Financial Times, February 3, 2006
Times were braver a century ago
By Joanna Chung
The flow of money into emerging markets in recent years pales in comparison to the proportion of funds heading there a century ago. "The surprise for emerging markets is not that investment flows are too large," says Richard Cookson, strategist at HSBC. "By historical standards, they are extraordinarily meagre."
He says the average 19th-century investor in Britain was likely to have had 25 per cent of his money in emerging markets. By comparison, US institutional investors in recent years have had barely 10 per cent invested in foreign securities, with a fraction of that devoted to emerging markets.
Capital flows in the late 19th century were also more efficient. "The trend towards globalisation was more effective in terms of capital allocation because money was flowing in the right direction, from developed markets to the emerging markets," says Mike Buchanan of Goldman Sachs. "Now the global financial system has things the wrong way round, with money flowing from places like China to the US."
The value of emerging market debt traded in the late 19th and early 20th centuries was also high, according to research by Goldman.

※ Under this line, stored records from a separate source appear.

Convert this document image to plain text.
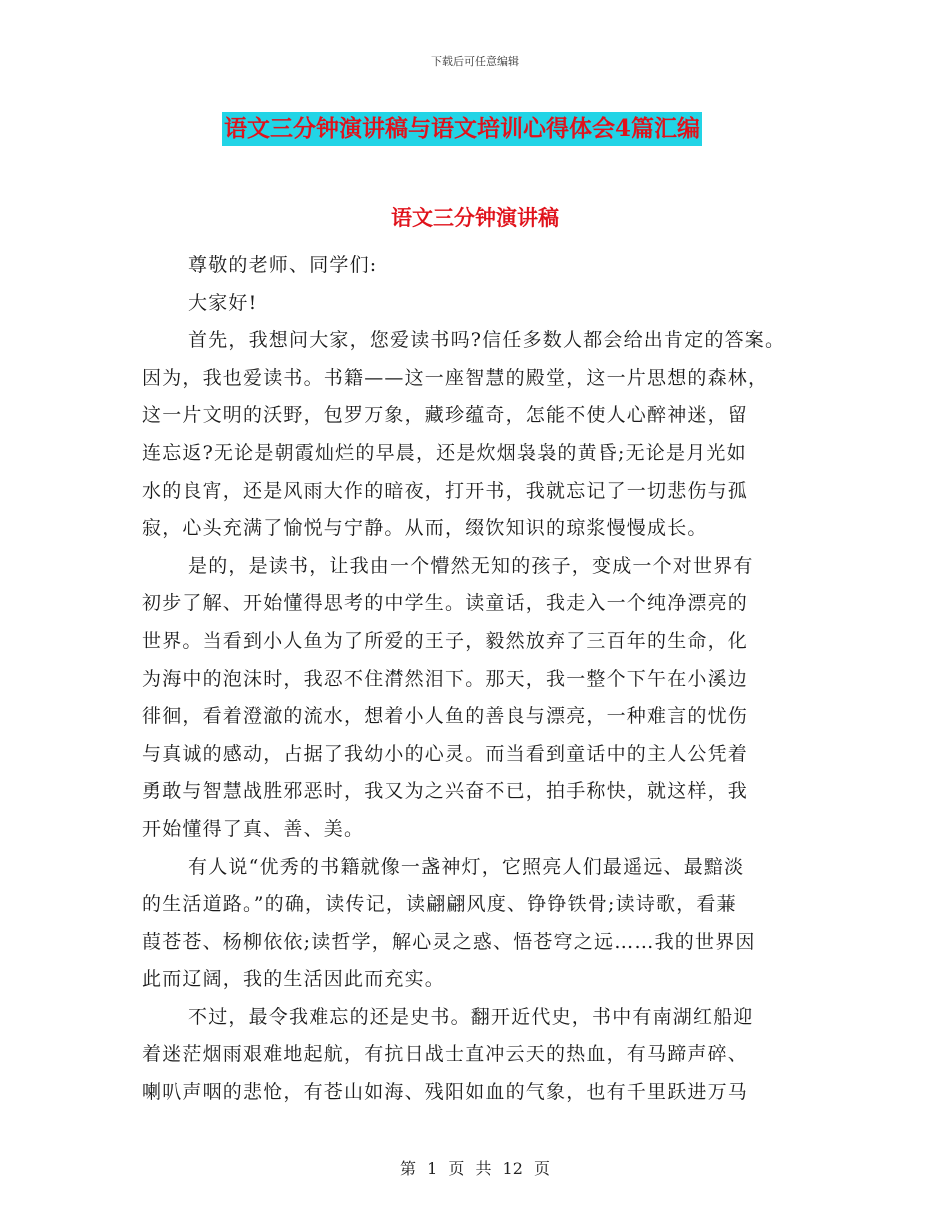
下载后可任意编辑
语文三分钟演讲稿与语文培训心得体会4篇汇编
语文三分钟演讲稿

尊敬的老师、同学们:

大家好!

首先，我想问大家，您爱读书吗?信任多数人都会给出肯定的答案。

因为，我也爱读书。书籍——这一座智慧的殿堂，这一片思想的森林，

这一片文明的沃野，包罗万象，藏珍蕴奇，怎能不使人心醉神迷，留

连忘返?无论是朝霞灿烂的早晨，还是炊烟袅袅的黄昏;无论是月光如

水的良宵，还是风雨大作的暗夜，打开书，我就忘记了一切悲伤与孤

寂，心头充满了愉悦与宁静。从而，缀饮知识的琼浆慢慢成长。

是的，是读书，让我由一个懵然无知的孩子，变成一个对世界有

初步了解、开始懂得思考的中学生。读童话，我走入一个纯净漂亮的

世界。当看到小人鱼为了所爱的王子，毅然放弃了三百年的生命，化

为海中的泡沫时，我忍不住潸然泪下。那天，我一整个下午在小溪边

徘徊，看着澄澈的流水，想着小人鱼的善良与漂亮，一种难言的忧伤

与真诚的感动，占据了我幼小的心灵。而当看到童话中的主人公凭着

勇敢与智慧战胜邪恶时，我又为之兴奋不已，拍手称快，就这样，我

开始懂得了真、善、美。

有人说“优秀的书籍就像一盏神灯，它照亮人们最遥远、最黯淡

的生活道路。”的确，读传记，读翩翩风度、铮铮铁骨;读诗歌，看蒹

葭苍苍、杨柳依依;读哲学，解心灵之惑、悟苍穹之远……我的世界因

此而辽阔，我的生活因此而充实。

不过，最令我难忘的还是史书。翻开近代史，书中有南湖红船迎

着迷茫烟雨艰难地起航，有抗日战士直冲云天的热血，有马蹄声碎、

喇叭声咽的悲怆，有苍山如海、残阳如血的气象，也有千里跃进万马

第 1 页 共 12 页
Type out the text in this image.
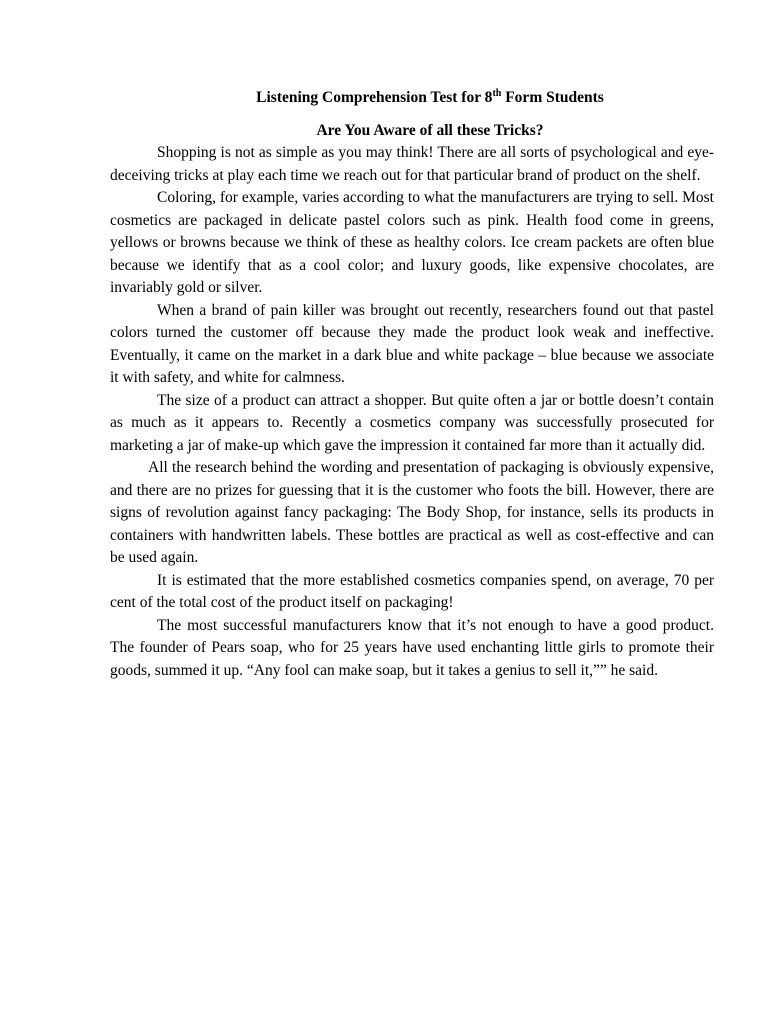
Listening Comprehension Test for 8th Form Students
Are You Aware of all these Tricks?

Shopping is not as simple as you may think! There are all sorts of psychological and eye-deceiving tricks at play each time we reach out for that particular brand of product on the shelf.

Coloring, for example, varies according to what the manufacturers are trying to sell. Most cosmetics are packaged in delicate pastel colors such as pink. Health food come in greens, yellows or browns because we think of these as healthy colors. Ice cream packets are often blue because we identify that as a cool color; and luxury goods, like expensive chocolates, are invariably gold or silver.

When a brand of pain killer was brought out recently, researchers found out that pastel colors turned the customer off because they made the product look weak and ineffective. Eventually, it came on the market in a dark blue and white package – blue because we associate it with safety, and white for calmness.

The size of a product can attract a shopper. But quite often a jar or bottle doesn’t contain as much as it appears to. Recently a cosmetics company was successfully prosecuted for marketing a jar of make-up which gave the impression it contained far more than it actually did.

All the research behind the wording and presentation of packaging is obviously expensive, and there are no prizes for guessing that it is the customer who foots the bill. However, there are signs of revolution against fancy packaging: The Body Shop, for instance, sells its products in containers with handwritten labels. These bottles are practical as well as cost-effective and can be used again.

It is estimated that the more established cosmetics companies spend, on average, 70 per cent of the total cost of the product itself on packaging!

The most successful manufacturers know that it’s not enough to have a good product. The founder of Pears soap, who for 25 years have used enchanting little girls to promote their goods, summed it up. “Any fool can make soap, but it takes a genius to sell it,”” he said.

By 1905, the total value of emerging market debt traded in London was about £1bn, equivalent to about 12 per cent of world gross domestic product. This compares with $1,200bn,or 2.7 per cent of world GDP, in 1999. The recent allure of emerging markets has seen debt trading value jump to about $5,500bn last year - back to 12 per cent of global GDP, so restoring the position of 100 years ago.
A century ago the UK accounted for just under half of all cross-border investments of more than a year's duration, says Mr Buchanan. Of those British funds, about 30 per cent was invested in foreign government debt, 40 per cent in railways, 10 per cent in mining and 5 per cent in utilities. The US was a big emerging market. Other countries attracting funds included Australia, Egypt, Hungary, Mexico, Russia and Turkey.
Default was common but the extra yield compensated for the plentiful risks. Investors bought railway bonds from Argentina and Bolivia, some of which were defaulted on; Brazil sold bonds secured by export taxes and railway revenues to pay for trams and electricity lines and even launched an offering to pay for the levelling of a mountain. Most of the world's railway systems were built with British and other European investors' capital.
The heavy flow was halted by war, protectionism and exchange controls. The revival in investor enthusiasm has been a long time coming.